O BURRO

 

        Cansado da labuta do dia a dia, dos corre-corres da cidade, fiz minha mala e resolvi passar umas férias na fazenda de um amigo meu. Eu já conhecia aquela fazendinha e muitas pessoas que residiam ali. Eu queria descansar a mente um pouco.

          Quando cheguei lá, foi uma verdadeira festa. Eu tinha muitos amigos ali. Havia uma grande vila na fazenda, muitos porcos, cavalos, burros, bois, aves em geral. Toda a fazenda era cercada por montes e vales não muito acentuados.

          Depois do descanso da viagem fui com o seu Jaspe dar uma voltinha pela fazenda. Queria ver a lavoura e a criação.

          Embaixo de uma grande mangueira estavam arreando um burro. Um burro enorme, bem torneado, de cor marrom. Passei a gavar aquele burro. Pedro Paulo, que estava arreando o animal propôs que eu desse uma voltinha no animal, eu andaria mais rápido e cansaria menos. Eu não aceitei, mas houve muita insistência, inclusive do Jaspe, o proprietário da fazenda:

          - Burrinho manso, burro de mulher.

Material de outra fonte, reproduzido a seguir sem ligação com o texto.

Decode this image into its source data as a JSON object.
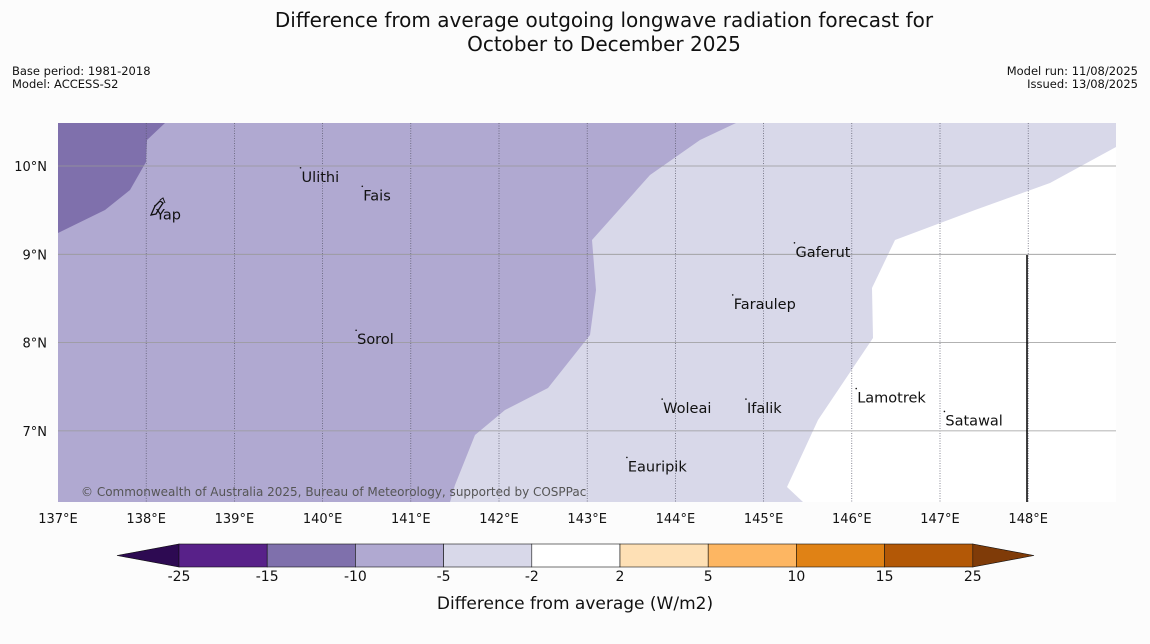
{
  "header": {
    "title_line1": "Difference from average outgoing longwave radiation forecast for",
    "title_line2": "October to December 2025",
    "base_period": "Base period: 1981-2018",
    "model": "Model: ACCESS-S2",
    "model_run": "Model run: 11/08/2025",
    "issued": "Issued: 13/08/2025"
  },
  "map": {
    "lon_ticks": [
      "137°E",
      "138°E",
      "139°E",
      "140°E",
      "141°E",
      "142°E",
      "143°E",
      "144°E",
      "145°E",
      "146°E",
      "147°E",
      "148°E"
    ],
    "lat_ticks": [
      "10°N",
      "9°N",
      "8°N",
      "7°N"
    ],
    "places": [
      {
        "name": "Ulithi",
        "lon": 139.75,
        "lat": 9.98
      },
      {
        "name": "Fais",
        "lon": 140.45,
        "lat": 9.77
      },
      {
        "name": "Yap",
        "lon": 138.1,
        "lat": 9.55
      },
      {
        "name": "Gaferut",
        "lon": 145.35,
        "lat": 9.13
      },
      {
        "name": "Faraulep",
        "lon": 144.65,
        "lat": 8.54
      },
      {
        "name": "Sorol",
        "lon": 140.38,
        "lat": 8.14
      },
      {
        "name": "Lamotrek",
        "lon": 146.05,
        "lat": 7.48
      },
      {
        "name": "Woleai",
        "lon": 143.85,
        "lat": 7.36
      },
      {
        "name": "Ifalik",
        "lon": 144.8,
        "lat": 7.36
      },
      {
        "name": "Satawal",
        "lon": 147.05,
        "lat": 7.22
      },
      {
        "name": "Eauripik",
        "lon": 143.45,
        "lat": 6.7
      }
    ],
    "copyright": "© Commonwealth of Australia 2025, Bureau of Meteorology, supported by COSPPac"
  },
  "colorbar": {
    "label": "Difference from average (W/m2)",
    "ticks": [
      "-25",
      "-15",
      "-10",
      "-5",
      "-2",
      "2",
      "5",
      "10",
      "15",
      "25"
    ],
    "colors": [
      "#2d0a52",
      "#582189",
      "#7f70ac",
      "#b0a9d1",
      "#d8d8e9",
      "#ffffff",
      "#fee0b5",
      "#fdb662",
      "#e08215",
      "#b35806",
      "#7f3b08"
    ]
  },
  "colors": {
    "contour_le_m15": "#7f70ac",
    "contour_m10_m5": "#b0a9d1",
    "contour_m5_m2": "#d8d8e9",
    "contour_neutral": "#ffffff"
  }
}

          Já que houve um consenso geral, resolvi montar. Foi a pior besteira que já fiz. Era um animal xucro, jamais fora montado. A peonada fez aquilo de propósito para ver como eu me saía. E o burro começou a pular e pula daqui, pula pra lá e eu em cima, me segurava em todos os lugares. E o burro sem parar. De repente começou a correr. Eu lá em cima gritando por São Pedro, Santo Antônio, São Serafim que tivesse dó de mim, pois ali seria o meu fim. Nenhum diabo de santo vinha me ajudar. E o burro peidava e eu lá em cima me danava. O burro suave e eu lá em cima derretia. E pulava o burro e me jogava pra cima e tentava sair de baixo. A minha bunda já não agüentava mais levar pancada. Ele desembestou-se a um pé de amoreira espinhuda bem fechado e baixo. Quando vi aquilo me assustei e pensei: você não é nenhuma besta, seu burro, pra passar direto naquela curva e entrar na moita de espinho. Claro que o burro não era besta, era um burro. Onde é que ele iria imaginar que teria de virar na curva? Passou direto e entrou no espinheiro.

          O burro, que era mais baixo, passou por baixo. Eu fiquei pregado no espinheiro a dois metros do chão. No meu lado da frente ficou todo estatelado de espinho. Apalpei o meu trazeiro. Graças a Deus aí não tinha nenhum espinho. Não tinha, porque meu sangue esfriou um pouco e eu caí do espinheiro. Foi a pior. As folhas da amoreira são só de espinhos e desta vez eu caí em cheio. Meu corpo ficou todo cheio de espinhos. Estava completamente espetado. Levantei-me devagar, cambaleando. Pelo menos estou vivo - pensei. Estava porque quando olho melhor a meu redor, vejo dois olhos fumegando fogo. Devagarinho fui saindo, me afastando de costas e exclamando: “calma, dona onça, não vou-lhe fazer mal. Eu me afastava, mas a onça veio chegando mais perto. Bem devagar e sem tirar os olhos, peguei a estrada, caí na carreira. Corre eu e corre a onça. Eu na frente e a onça atrás, pega não pega, começou a me dar umas unhadas no bumbum, tentando me segurar e eu pernas pra que te quero. Ninguém para me socorrer, nenhuma casa por perto. Assim que descemos a estrada eu vi uma casinha. Lá embaixo. Graças a Deus - pensei, desta vez estou salvo. Do jeito que eu ia na carreira, entrei na primeira janela que vi aberta. Já entrei pedindo socorro. Era uma  casa  de  uma velha de 50 anos. Quando entrei

já levei uma paulada nas costas:

          - Tarado, olha um tarado aqui - disse a velha.

          - Que tarado nada, dona. Tarada é a onça que vem aí atrás.

          Nem acabei de falar quando a onça pulou a janela. Pulei a janela do outro lado. Alcancei outras casas. Deixei a velha e a onça no interior da casa. Trouxeram-me para o hospital, estava mais morto que vivo.

          Até hoje não sei o que aconteceu: se a onça comeu a velha ou a velha comeu a onça. Não pretendo saber mais disso, de maneira alguma.